Government, Russia, Society

The attack in Volograd raises concerns for a peaceful Winter Olympics in Sochi…

Intro: The real threat to the Sochi Games is not a Western boycott but an Islamist terror attack

The run-up to the Winter Olympics in Sochi, which start in February, has been mired in controversy for months. Increasing the minds of politicians and athletes has been on whether they should boycott the Games in protest over Russia’s increasingly harsh treatment against homosexuals and lesbians.

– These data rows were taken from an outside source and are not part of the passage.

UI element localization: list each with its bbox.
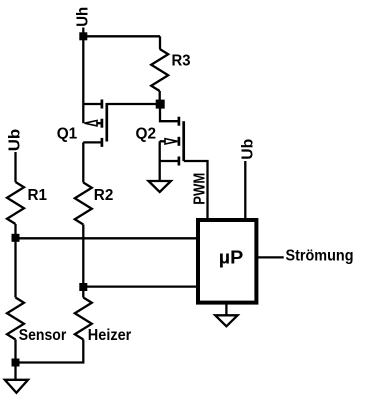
Q2 drain channel tick bbox=[178, 117, 181, 126]
wire R3 bottom lead bbox=[159, 91, 161, 104]
svg-text:R1: R1 bbox=[28, 187, 48, 204]
wire Sensor bottom lead bbox=[14, 340, 16, 363]
wire R3 top lead bbox=[159, 36, 161, 49]
Q2 bulk arrow (n-channel) bbox=[165, 139, 178, 144]
resistor Sensor bbox=[7, 298, 24, 340]
wire ground stub bbox=[14, 363, 16, 380]
wire Heizer node to uP pin bbox=[83, 285, 198, 287]
svg-text:Heizer: Heizer bbox=[88, 327, 132, 344]
wire Q1 drain to R2 bbox=[82, 142, 84, 182]
svg-text:Ub: Ub bbox=[7, 129, 24, 152]
junction ground node bbox=[12, 359, 20, 367]
transistor Q1 bbox=[83, 100, 107, 147]
resistor R1 bbox=[7, 182, 24, 224]
wire Q1 gate to junction bbox=[107, 103, 160, 105]
resistor Heizer bbox=[75, 298, 92, 340]
Q1 source stub bbox=[83, 103, 101, 105]
Q1 source channel tick bbox=[101, 100, 104, 109]
wire R2 to Heizer node bbox=[82, 225, 84, 288]
ground symbol left bbox=[5, 380, 28, 393]
Q1 bulk arrow (p-channel) bbox=[85, 121, 98, 126]
resistor R2 bbox=[75, 183, 92, 225]
wire R1 to sensor node bbox=[14, 224, 16, 238]
junction R1/Sensor node bbox=[12, 234, 20, 242]
wire Uh to R3 bbox=[83, 35, 160, 37]
wire Uh stub bbox=[82, 28, 84, 37]
wire uP ground stub bbox=[225, 302, 227, 315]
Q1 bulk channel tick bbox=[101, 119, 104, 128]
Q2 bulk channel tick bbox=[178, 137, 181, 146]
Q2 source channel tick bbox=[178, 157, 181, 166]
op-amp U1 microcontroller uP box bbox=[198, 220, 256, 303]
Q2 source stub bbox=[160, 160, 178, 162]
junction Uh node bbox=[79, 32, 87, 40]
svg-text:Strömung: Strömung bbox=[286, 248, 354, 265]
wire junction to Q2 drain bbox=[160, 104, 178, 121]
wire Q2 gate to uP PWM pin bbox=[184, 161, 208, 220]
wire sensor node to uP pin bbox=[16, 237, 199, 239]
svg-text:µP: µP bbox=[219, 248, 244, 268]
svg-text:PWM: PWM bbox=[192, 173, 209, 205]
wire sensor node to Sensor bbox=[14, 238, 16, 297]
resistor R3 bbox=[151, 49, 168, 91]
Q1 bulk stub bbox=[97, 122, 101, 124]
wire Heizer top lead bbox=[82, 287, 84, 298]
wire Q2 source to ground bbox=[159, 161, 161, 181]
Q1 bulk rail bbox=[82, 104, 84, 123]
svg-text:Uh: Uh bbox=[75, 7, 92, 27]
ground symbol Q2 bbox=[149, 181, 171, 192]
svg-text:R2: R2 bbox=[94, 187, 114, 204]
svg-text:R3: R3 bbox=[172, 53, 191, 70]
svg-text:Q2: Q2 bbox=[136, 126, 157, 143]
transistor Q2 bbox=[160, 117, 184, 166]
Q1 gate bar bbox=[105, 103, 108, 142]
Q2 gate bar bbox=[182, 121, 185, 161]
wire uP output bbox=[256, 256, 284, 258]
svg-text:Ub: Ub bbox=[240, 139, 257, 160]
svg-text:Sensor: Sensor bbox=[19, 327, 67, 344]
wire Heizer bottom lead bbox=[16, 340, 84, 363]
wire Ub to R1 bbox=[14, 152, 16, 182]
junction R2/Heizer node bbox=[79, 283, 87, 291]
Q2 bulk stub bbox=[160, 140, 165, 142]
junction R3/Q1-gate/Q2-drain node bbox=[156, 100, 165, 109]
Q2 bulk/source rail bbox=[159, 141, 161, 161]
ground symbol uP bbox=[215, 315, 237, 326]
Q1 drain channel tick bbox=[101, 138, 104, 147]
Q1 drain stub bbox=[83, 141, 101, 143]
wire Ub to uP bbox=[244, 161, 246, 220]
svg-text:Q1: Q1 bbox=[57, 126, 78, 143]
wire Uh rail to Q1 source bbox=[82, 36, 84, 104]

The devastating suicide bombing over the weekend in Volograd, in southern Russia, is an instant reminder that the real threat to the Sochi Games is not a Western boycott but an Islamist terror attack. The blast at a railway station, which has killed at least 18 people, was not the first in Volgograd. In October, Russia identified a woman bomber from Dagestan as being responsible for a bus bombing in which five people were killed. Dagestan is one of a patchwork of small, mainly Islamic, autonomous republics in the Caucasus.

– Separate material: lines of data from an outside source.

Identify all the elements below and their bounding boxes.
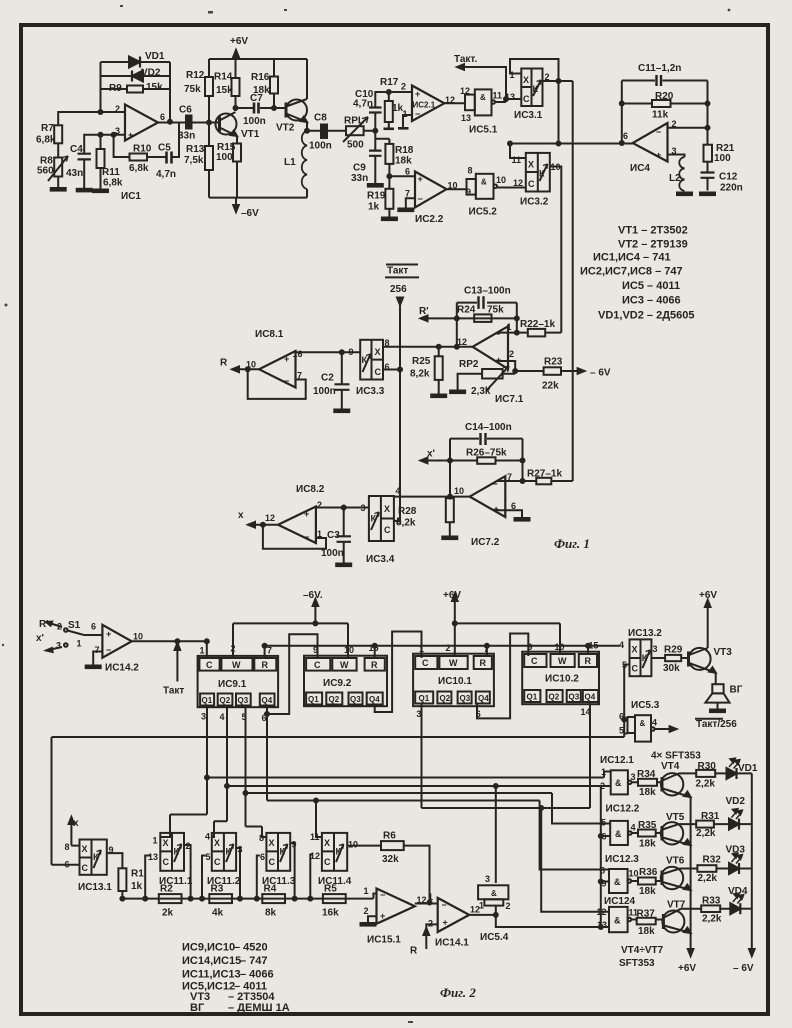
diode VD1: [129, 51, 165, 68]
svg-text:−: −: [415, 109, 420, 119]
svg-text:5: 5: [619, 726, 624, 736]
svg-text:VT2: VT2: [276, 123, 295, 134]
svg-text:– 6V: – 6V: [590, 368, 611, 379]
resistor R18: [385, 144, 413, 167]
svg-text:R37: R37: [637, 909, 656, 920]
svg-text:+: +: [284, 354, 289, 364]
LED VD1: [727, 759, 758, 780]
svg-text:C: C: [523, 94, 530, 104]
svg-text:7: 7: [95, 645, 100, 655]
svg-text:x: x: [238, 510, 244, 521]
resistor R7: [36, 123, 62, 146]
resistor R35: [632, 820, 662, 850]
svg-text:R25: R25: [412, 356, 431, 367]
svg-text:−: −: [656, 127, 661, 137]
svg-text:10: 10: [448, 181, 458, 191]
svg-text:R: R: [371, 660, 378, 670]
svg-text:R4: R4: [264, 884, 277, 895]
svg-text:C: C: [82, 863, 89, 873]
wire: R-prime line and C13 loop: [296, 303, 585, 409]
svg-text:10: 10: [555, 642, 565, 652]
svg-text:+: +: [415, 89, 420, 99]
svg-text:ИС14,ИС15: ИС14,ИС15: [182, 955, 241, 967]
svg-text:R35: R35: [638, 820, 657, 831]
svg-text:&: &: [640, 719, 646, 728]
wire: IC14.2 ground and output clock line: [93, 641, 207, 681]
svg-text:2: 2: [57, 622, 62, 632]
svg-text:Такт/256: Такт/256: [696, 719, 737, 730]
ground: [431, 395, 446, 398]
resistor R10: [129, 144, 152, 175]
svg-text:C: C: [422, 658, 429, 668]
svg-text:R2: R2: [160, 884, 173, 895]
svg-text:C: C: [269, 857, 276, 867]
svg-text:+: +: [656, 150, 661, 160]
wire: IC10.1 pin connections: [477, 634, 528, 719]
svg-text:ИС9.2: ИС9.2: [323, 678, 352, 689]
svg-text:Q2: Q2: [549, 692, 560, 701]
resistor R6: [347, 831, 429, 903]
svg-text:Q1: Q1: [308, 695, 319, 704]
svg-text:ИС13.2: ИС13.2: [628, 628, 662, 639]
ground: [384, 128, 395, 131]
svg-text:&: &: [615, 829, 622, 839]
svg-text:X: X: [324, 838, 330, 848]
svg-text:C5: C5: [158, 143, 171, 154]
svg-text:C7: C7: [250, 93, 263, 104]
analog switch IC3.2: [512, 153, 561, 208]
NAND gate IC5.2: [466, 166, 506, 218]
wire: Takt arrow and flip-flop links: [457, 59, 633, 481]
diode VD2: [132, 68, 161, 82]
wire: IC14.1 output to IC5.4 and IC12.4: [469, 906, 601, 927]
svg-text:L1: L1: [284, 157, 296, 168]
svg-text:9: 9: [602, 879, 607, 889]
svg-text:Q3: Q3: [569, 692, 580, 701]
svg-text:+: +: [380, 911, 385, 921]
svg-text:R: R: [410, 946, 418, 957]
capacitor C13: [464, 286, 511, 309]
ground: [336, 564, 351, 567]
resistor R20: [652, 91, 674, 121]
svg-text:18k: 18k: [639, 839, 656, 850]
svg-text:SFT353: SFT353: [619, 958, 655, 969]
svg-text:Такт: Такт: [387, 266, 408, 277]
resistor R5: [322, 884, 346, 919]
svg-text:R10: R10: [133, 144, 152, 155]
inductor L2: [669, 157, 685, 191]
resistor R28: [396, 498, 454, 528]
svg-text:11k: 11k: [652, 110, 669, 121]
svg-text:X: X: [632, 645, 638, 655]
svg-text:VT5: VT5: [666, 812, 685, 823]
svg-text:2k: 2k: [162, 908, 174, 919]
svg-text:C13–100n: C13–100n: [464, 286, 511, 297]
svg-text:ИС4: ИС4: [630, 163, 650, 174]
svg-text:3: 3: [238, 845, 243, 855]
svg-text:−: −: [493, 479, 498, 489]
svg-text:2,3k: 2,3k: [471, 386, 491, 397]
svg-text:9: 9: [466, 187, 471, 197]
resistor R37: [631, 909, 663, 938]
ground: [515, 518, 530, 521]
svg-text:ИС124: ИС124: [604, 896, 636, 907]
resistor R11: [97, 149, 123, 189]
svg-text:ИС12.3: ИС12.3: [605, 854, 639, 865]
transistor VT1: [216, 112, 260, 140]
svg-text:11: 11: [512, 155, 522, 165]
svg-text:X: X: [163, 838, 169, 848]
op-amp IC15.1: [364, 886, 427, 946]
svg-text:8: 8: [385, 338, 390, 348]
svg-text:VD4: VD4: [728, 886, 748, 897]
wire: IC9.2 pin connections: [375, 632, 422, 713]
svg-text:VT4: VT4: [661, 761, 680, 772]
op-amp IC14.1: [428, 892, 480, 949]
svg-text:R36: R36: [639, 867, 658, 878]
svg-text:ИС14.2: ИС14.2: [105, 663, 139, 674]
svg-text:+: +: [304, 509, 309, 519]
transistor VT7: [662, 900, 690, 934]
resistor R33: [681, 896, 730, 925]
svg-text:W: W: [340, 660, 349, 670]
svg-text:C3: C3: [327, 530, 340, 541]
svg-text:8: 8: [65, 842, 70, 852]
svg-text:ИС1: ИС1: [121, 191, 141, 202]
svg-text:1: 1: [479, 901, 484, 911]
svg-text:9: 9: [349, 347, 354, 357]
svg-text:+: +: [128, 130, 133, 140]
svg-text:ИС3 – 4066: ИС3 – 4066: [622, 295, 681, 307]
svg-text:16: 16: [293, 349, 303, 359]
parts list figure 2: [182, 942, 290, 1015]
svg-text:1: 1: [507, 322, 512, 332]
svg-text:1: 1: [403, 109, 408, 119]
resistor R27: [527, 469, 562, 485]
svg-text:256: 256: [390, 284, 407, 295]
svg-text:R32: R32: [703, 855, 722, 866]
svg-text:X: X: [528, 160, 534, 170]
svg-text:11: 11: [493, 91, 503, 101]
svg-text:R16: R16: [251, 72, 270, 83]
svg-text:560: 560: [37, 166, 54, 177]
analog switch IC11.1: [148, 833, 193, 887]
resistor R15: [216, 142, 241, 163]
svg-text:ИС5.2: ИС5.2: [469, 207, 498, 218]
svg-text:R7: R7: [41, 123, 54, 134]
svg-text:Q4: Q4: [262, 696, 273, 705]
svg-text:2: 2: [545, 72, 550, 82]
resistor R4: [262, 884, 285, 919]
svg-text:Q4: Q4: [369, 695, 380, 704]
capacitor C12: [701, 172, 743, 194]
svg-text:6: 6: [260, 852, 265, 862]
svg-text:R: R: [585, 656, 592, 666]
svg-text:ИС3.2: ИС3.2: [520, 197, 549, 208]
svg-text:10: 10: [348, 840, 358, 850]
svg-text:R: R: [480, 658, 487, 668]
svg-text:2: 2: [401, 82, 406, 92]
svg-text:RPL: RPL: [344, 116, 364, 127]
-6V supply: [233, 205, 259, 219]
svg-text:1: 1: [601, 767, 606, 777]
svg-text:ИС3.4: ИС3.4: [366, 554, 395, 565]
capacitor C8: [309, 113, 332, 152]
capacitor C4: [66, 144, 91, 179]
svg-text:15k: 15k: [216, 85, 233, 96]
svg-text:22k: 22k: [542, 381, 559, 392]
resistor R34: [632, 769, 663, 798]
svg-text:L2: L2: [669, 173, 681, 184]
wire: IC9.1 pin connections: [207, 623, 318, 714]
resistor R31: [679, 811, 729, 839]
svg-text:6,8k: 6,8k: [103, 178, 123, 189]
svg-text:– 4066: – 4066: [240, 969, 274, 981]
svg-text:3: 3: [361, 503, 366, 513]
svg-text:R29: R29: [664, 645, 683, 656]
svg-text:ИС2.1: ИС2.1: [413, 101, 436, 110]
LED VD2: [726, 796, 752, 830]
svg-text:VT1: VT1: [241, 129, 260, 140]
wire: supply rails and interconnects: [209, 49, 346, 212]
svg-text:Q1: Q1: [419, 694, 430, 703]
svg-text:C12: C12: [719, 172, 738, 183]
svg-text:5: 5: [206, 852, 211, 862]
resistor R24: [457, 305, 504, 322]
svg-text:R1: R1: [131, 869, 144, 880]
svg-text:2: 2: [364, 906, 369, 916]
ground: [93, 190, 108, 193]
svg-text:R19: R19: [367, 191, 386, 202]
wire: bus Q4 row: [267, 714, 609, 870]
wire: IC10.2 pin connections, R bus: [265, 646, 621, 808]
svg-text:X: X: [375, 347, 381, 357]
svg-text:C: C: [531, 656, 538, 666]
analog switch IC11.3: [259, 833, 297, 887]
svg-text:&: &: [480, 93, 486, 102]
svg-text:2: 2: [115, 104, 120, 114]
svg-text:C: C: [632, 664, 639, 674]
svg-text:– ДЕМШ 1А: – ДЕМШ 1А: [228, 1002, 290, 1014]
svg-text:4: 4: [220, 712, 225, 722]
svg-text:4× SFT353: 4× SFT353: [651, 751, 701, 762]
svg-text:S1: S1: [68, 620, 81, 631]
svg-text:500: 500: [347, 140, 364, 151]
svg-text:R5: R5: [324, 884, 337, 895]
wire: emitter +6V rail: [678, 797, 696, 974]
op-amp IC14.2: [91, 622, 143, 674]
svg-text:R20: R20: [655, 91, 674, 102]
svg-text:4k: 4k: [212, 908, 224, 919]
svg-text:18k: 18k: [639, 787, 656, 798]
op-amp IC8.2: [265, 484, 325, 543]
svg-text:xʹ: xʹ: [36, 633, 44, 644]
analog switch IC13.2: [619, 628, 662, 676]
svg-text:–6V.: –6V.: [303, 590, 323, 601]
svg-text:32k: 32k: [382, 854, 399, 865]
resistor R16: [251, 72, 278, 96]
svg-text:10: 10: [551, 162, 561, 172]
svg-text:C: C: [163, 857, 170, 867]
svg-text:12: 12: [460, 86, 470, 96]
node Takt/256 output: [695, 719, 737, 730]
svg-text:16k: 16k: [322, 908, 339, 919]
svg-text:1: 1: [200, 646, 205, 656]
svg-text:−: −: [380, 890, 385, 900]
svg-text:ИС12.2: ИС12.2: [606, 804, 640, 815]
svg-text:4: 4: [631, 823, 636, 833]
svg-text:R3: R3: [211, 884, 224, 895]
potentiometer RP2: [459, 359, 509, 397]
svg-text:−: −: [495, 329, 500, 339]
svg-text:R30: R30: [698, 761, 717, 772]
svg-text:1: 1: [153, 836, 158, 846]
svg-text:RP2: RP2: [459, 359, 479, 370]
svg-text:VT3: VT3: [714, 647, 733, 658]
NAND gate IC5.4: [478, 874, 510, 943]
wire: IC3.4 output to IC7.2, C14 loop, X' line: [394, 439, 573, 536]
svg-text:100: 100: [216, 152, 233, 163]
wire: IC8.2 output, feedback, input: [248, 508, 369, 564]
svg-text:–6V: –6V: [241, 208, 259, 219]
svg-text:+: +: [496, 355, 501, 365]
svg-text:C: C: [384, 525, 391, 535]
ground: [368, 184, 383, 187]
svg-text:3: 3: [56, 641, 61, 651]
svg-text:C: C: [206, 660, 213, 670]
LED VD4: [728, 886, 752, 914]
NAND gate IC5.1: [460, 86, 502, 136]
svg-text:+6V: +6V: [443, 590, 461, 601]
NAND gate IC12.4: [597, 896, 639, 932]
svg-text:ИС11,ИС13: ИС11,ИС13: [182, 969, 241, 981]
ground: [677, 193, 692, 196]
ground: [398, 209, 413, 212]
svg-text:3: 3: [201, 712, 206, 722]
counter IC10.1: [413, 643, 494, 719]
svg-text:12: 12: [457, 337, 467, 347]
loudspeaker BG: [705, 673, 742, 712]
transistor VT3: [689, 647, 733, 673]
svg-text:– 4520: – 4520: [234, 942, 268, 954]
transistor VT2: [276, 99, 307, 134]
svg-text:7,5k: 7,5k: [184, 155, 204, 166]
svg-text:Q3: Q3: [238, 696, 249, 705]
resistor R14: [214, 72, 240, 97]
svg-text:Q1: Q1: [202, 696, 213, 705]
svg-text:6: 6: [602, 832, 607, 842]
svg-text:6: 6: [511, 501, 516, 511]
wire: LED -6V rail: [733, 773, 755, 974]
counter IC9.1: [198, 644, 279, 724]
svg-text:2: 2: [186, 841, 191, 851]
svg-text:+6V: +6V: [230, 36, 248, 47]
analog switch IC13.1: [65, 840, 114, 894]
svg-text:ИС1,ИС4 – 741: ИС1,ИС4 – 741: [593, 252, 671, 264]
svg-text:R33: R33: [702, 896, 721, 907]
svg-text:R22–1k: R22–1k: [520, 319, 555, 330]
ground: [334, 410, 349, 413]
svg-text:6: 6: [619, 712, 624, 722]
switch S1: [36, 619, 102, 652]
svg-text:W: W: [449, 658, 458, 668]
svg-text:6: 6: [385, 362, 390, 372]
svg-text:ИС7.1: ИС7.1: [495, 394, 524, 405]
svg-text:R: R: [262, 660, 269, 670]
capacitor C11: [638, 63, 681, 86]
NAND gate IC12.2: [601, 804, 640, 846]
svg-text:+: +: [494, 504, 499, 514]
svg-text:ИС9.1: ИС9.1: [218, 679, 247, 690]
svg-text:18k: 18k: [638, 926, 655, 937]
svg-text:12: 12: [513, 178, 523, 188]
svg-text:ИС15.1: ИС15.1: [367, 935, 401, 946]
svg-text:+6V: +6V: [699, 590, 717, 601]
svg-text:1: 1: [510, 70, 515, 80]
svg-text:C: C: [375, 367, 382, 377]
svg-text:2: 2: [509, 349, 514, 359]
svg-text:12: 12: [445, 95, 455, 105]
resistor R17: [380, 77, 404, 122]
svg-text:C6: C6: [179, 105, 192, 116]
+6V supply: [230, 36, 248, 57]
svg-text:18k: 18k: [639, 886, 656, 897]
op-amp IC8.1: [246, 329, 303, 388]
svg-text:Q2: Q2: [220, 696, 231, 705]
svg-text:&: &: [491, 889, 497, 898]
capacitor C9: [351, 151, 382, 184]
resistor R29: [663, 645, 683, 675]
svg-text:−: −: [304, 532, 309, 542]
analog switch IC11.2: [205, 832, 243, 888]
svg-text:R14: R14: [214, 72, 233, 83]
node x input: [69, 817, 79, 846]
svg-text:2,2k: 2,2k: [698, 873, 718, 884]
ground: [382, 218, 397, 221]
svg-text:ИС13.1: ИС13.1: [78, 882, 112, 893]
resistor R1: [118, 868, 144, 892]
svg-text:2,2k: 2,2k: [696, 828, 716, 839]
svg-text:18k: 18k: [395, 156, 412, 167]
svg-text:4: 4: [205, 832, 210, 842]
svg-text:VD3: VD3: [726, 845, 746, 856]
svg-text:ИС10.2: ИС10.2: [545, 674, 579, 685]
svg-text:R: R: [220, 358, 228, 369]
svg-text:– 6V: – 6V: [733, 963, 754, 974]
svg-text:33n: 33n: [178, 131, 195, 142]
resistor R3: [209, 884, 232, 919]
NAND gate IC12.1: [600, 755, 636, 794]
svg-text:3: 3: [653, 644, 658, 654]
svg-text:W: W: [558, 656, 567, 666]
svg-text:– 747: – 747: [240, 955, 268, 967]
svg-text:2: 2: [672, 119, 677, 129]
svg-text:R23: R23: [544, 357, 563, 368]
op-amp IC4: [623, 119, 677, 174]
svg-text:C9: C9: [353, 163, 366, 174]
resistor R2: [159, 884, 182, 919]
svg-text:VT1 – 2Т3502: VT1 – 2Т3502: [618, 225, 688, 237]
ground: [398, 127, 409, 130]
svg-text:+: +: [443, 918, 448, 928]
svg-text:ИС5.3: ИС5.3: [631, 700, 660, 711]
svg-text:ИС8.1: ИС8.1: [255, 329, 284, 340]
+6V supply: [443, 590, 560, 656]
svg-text:2: 2: [506, 901, 511, 911]
inductor L1: [284, 131, 307, 189]
svg-text:−: −: [442, 900, 447, 910]
resistor R12: [184, 70, 213, 96]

Russia has reason to be concerned for Dagestan is almost as unstable now as neighbouring Chechnya was in the 1990s. Although Russia battled a separatist insurgency there, Chechnya has never been entirely pacified. To add to the charge that Sochi is more of a threat from radical Islamists, rather than matters to do with sexuality, the leader of the Chechen rebel Islamists vowed in July to stop the Games from proceeding over the bones of its ancestors, or over the bones of many dead Muslims. The language used by the Chechen rebels is disturbing for athletes simply wishing to compete in the Games for medals.

So far, though, nothing has happened in Sochi, and the militants seem to have selected Volgograd as an alternative – maybe, because it is the nearest largest urban location north of the Caucasus.

For Vladimir Putin, he will deal with the terrorist threat by tightening a formidable range of security measures already in place around the Olympic village and event locations. Mr Putin will want to honour his previous pledge when he proclaimed in advance that the Sochi Games would be ‘the safest Olympics ever’.

Politically, whether Moscow can ever restore a lasting peace in the North Caucasus is highly doubtful. Russia simply does not have the manpower to keep all the republics in lockdown at the same time. Nor is the policy of periodically replacing stubborn local leaders with more adaptable ones necessarily an effective one.

Was Tolstoy right when he wrote that Russia is paying a delayed price for those colonial 19th-century wars which have saddled Russia with lands that it can neither absorb nor relinquish? Violence now seems par the course for radical Islamists in the Caucuses, if not in Sochi, then elsewhere.